Dimitrios Alexandris, Resort Kultur und Integration
Von Dimitrios „Dimi“ Alexandris
Co-Ressortleiter Kultur & Subkultur
28. Februar 2025
Letzte Woche saß ich mit drei Leuten an einem Tisch in meinem Café: einem Graffiti-Künstler, der gerade einen 50.000-Euro-Auftrag für die Fassadengestaltung eines Tech-Unternehmens bekommen hat, einer Tänzerin, die ihr Studio dichtmachen muss, weil die Miete wieder gestiegen ist, und einem Wirtschaftsförderer, der verzweifelt nach „kreativem Input“ für den nächsten Innovationsgipfel sucht. Wie ein alter griechischer Spruch sagt: „Drei Menschen, vier Meinungen“ – und alle hatten sie recht.
Die Realität der Kreativwirtschaft ist ein ständiger Tanz zwischen künstlerischem Ausdruck und wirtschaftlicher Notwendigkeit. Ein Tanz, bei dem manchmal die Kunst führt und manchmal das Geld. Und Heilbronn? Wir stehen noch etwas unbeholfen am Rand der Tanzfläche und überlegen, ob wir mitmachen sollen.
Die unsichtbare Milliarden-Maschine
Mein Kollege Robert Mucha wird nächste Woche zum German Creative Economy Summit nach Hamburg fahren. In seinem Artikel spricht er von 103,7 Milliarden Euro Bruttowertschöpfung durch die Kreativwirtschaft. Eine Zahl, die größer ist als die des Maschinenbaus. Lasst das mal sacken: Die „Kreativen“ – oft belächelt als Cappuccino-schlürfende Hipster oder verkannte Künstlerseelen – bewegen mehr Kohle als die Maschinenbauer mit ihren Werkshallen und Exportschlagern.
Warum merkt das keiner? Weil kreative Wertschöpfung anders funktioniert. Sie versteckt sich in der App, die du täglich nutzt, im Logo, das du sofort erkennst, im Podcast, der dich durch den Stau begleitet, im Club-Sound, der dein Wochenende definiert.

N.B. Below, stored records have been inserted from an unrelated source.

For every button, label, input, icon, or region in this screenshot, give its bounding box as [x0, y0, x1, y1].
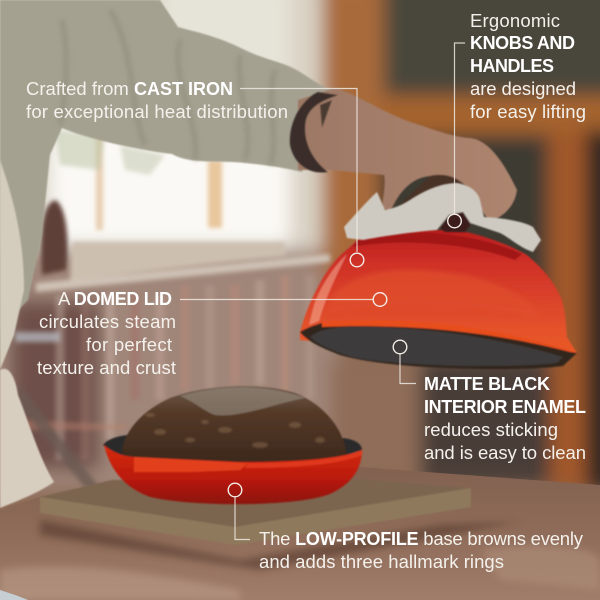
dark interior rim	[103, 435, 362, 470]
sweater	[0, 0, 336, 330]
marker	[373, 293, 387, 306]
label text: are designed	[470, 78, 576, 99]
label text: HANDLES	[470, 56, 554, 76]
label text	[26, 78, 288, 122]
label text: texture and crust	[37, 357, 176, 378]
marker	[393, 340, 407, 354]
callout: matte black interior enamel	[393, 340, 586, 463]
label text: for easy lifting	[470, 101, 586, 122]
apron and figure	[0, 0, 336, 508]
leader line	[400, 354, 416, 384]
label text: and adds three hallmark rings	[259, 551, 504, 572]
label text: reduces sticking	[424, 419, 558, 440]
label text: KNOBS AND	[470, 33, 575, 53]
interior enamel	[300, 322, 577, 369]
towel	[344, 183, 541, 252]
marker	[350, 253, 364, 267]
apron lower	[0, 369, 54, 508]
callout: domed lid	[37, 288, 387, 378]
table	[0, 467, 600, 600]
label text: INTERIOR ENAMEL	[424, 397, 586, 417]
label text: for exceptional heat distribution	[26, 101, 288, 122]
label text: for perfect	[86, 334, 172, 355]
wooden board	[40, 478, 471, 545]
callout: knobs and handles	[448, 10, 586, 228]
leader line	[240, 88, 357, 252]
arm and hand	[290, 88, 517, 222]
marker	[228, 483, 242, 497]
red body	[104, 445, 362, 504]
leader line	[235, 497, 250, 540]
lid	[300, 230, 577, 369]
base with bread	[103, 386, 362, 504]
apron upper	[0, 160, 24, 370]
leader line	[180, 298, 373, 300]
label text: Crafted from CAST IRON	[26, 78, 233, 99]
callout: low-profile base	[228, 483, 584, 572]
label text: Ergonomic	[470, 10, 560, 31]
bread	[122, 386, 347, 470]
label text	[37, 288, 176, 378]
label text: A DOMED LID	[58, 288, 172, 309]
tattoo	[290, 92, 338, 173]
label text	[259, 528, 584, 572]
label text: and is easy to clean	[424, 442, 586, 463]
leader line	[454, 43, 465, 214]
label text	[470, 10, 586, 122]
label text: MATTE BLACK	[424, 374, 550, 394]
callout: cast iron	[26, 78, 364, 267]
marker	[448, 214, 461, 228]
label text: circulates steam	[39, 311, 176, 332]
label text: The LOW-PROFILE base browns evenly	[259, 528, 584, 549]
label text	[424, 374, 586, 463]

Als ich vor 15 Jahren mein erstes Kulturcafé eröffnete, hat mein Vater gefragt: „Und wovon willst du leben?“ Heute beschäftige ich zwölf Leute, organisiere Events für Unternehmen und bin Teil einer Wertschöpfungskette, die Heilbronn dringend stärker nutzen sollte.
Die Heilbronner Realität: Zwischen Weinberg und Algorithmus
Heilbronn steht an einem interessanten Punkt. Wir haben die DHBW, die Experimenta, die Dieter Schwarz Stiftung und einen wachsenden Tech-Sektor. Wir haben Weinberge und Rechenzentren. Was uns fehlt, ist das kulturelle Bindeglied – der kreative Kitt, der aus technologischer Innovation echte gesellschaftliche Transformation macht.
Letzte Woche habe ich mit Sarah, meiner Co-Ressortleiterin, über die leerstehenden Ladenflächen in der Innenstadt gesprochen. „Dimi,“ sagte sie, „das ist doch genau wie in deinem Podcast über Athen nach der Finanzkrise – erst kamen die Künstler, dann die Cafés, dann die Start-ups.“
Sie hat recht. In Hamburg hat die Kreativ Gesellschaft mit ihrem „Projekt Jupiter“ und dem Programm „Frei_Fläche“ bereits 28.000 Quadratmeter Leerstand in lebendige Räume verwandelt. In Heilbronn? Wir diskutieren noch über Parkplätze und Fußgängerzonen, während die Rollläden unten bleiben.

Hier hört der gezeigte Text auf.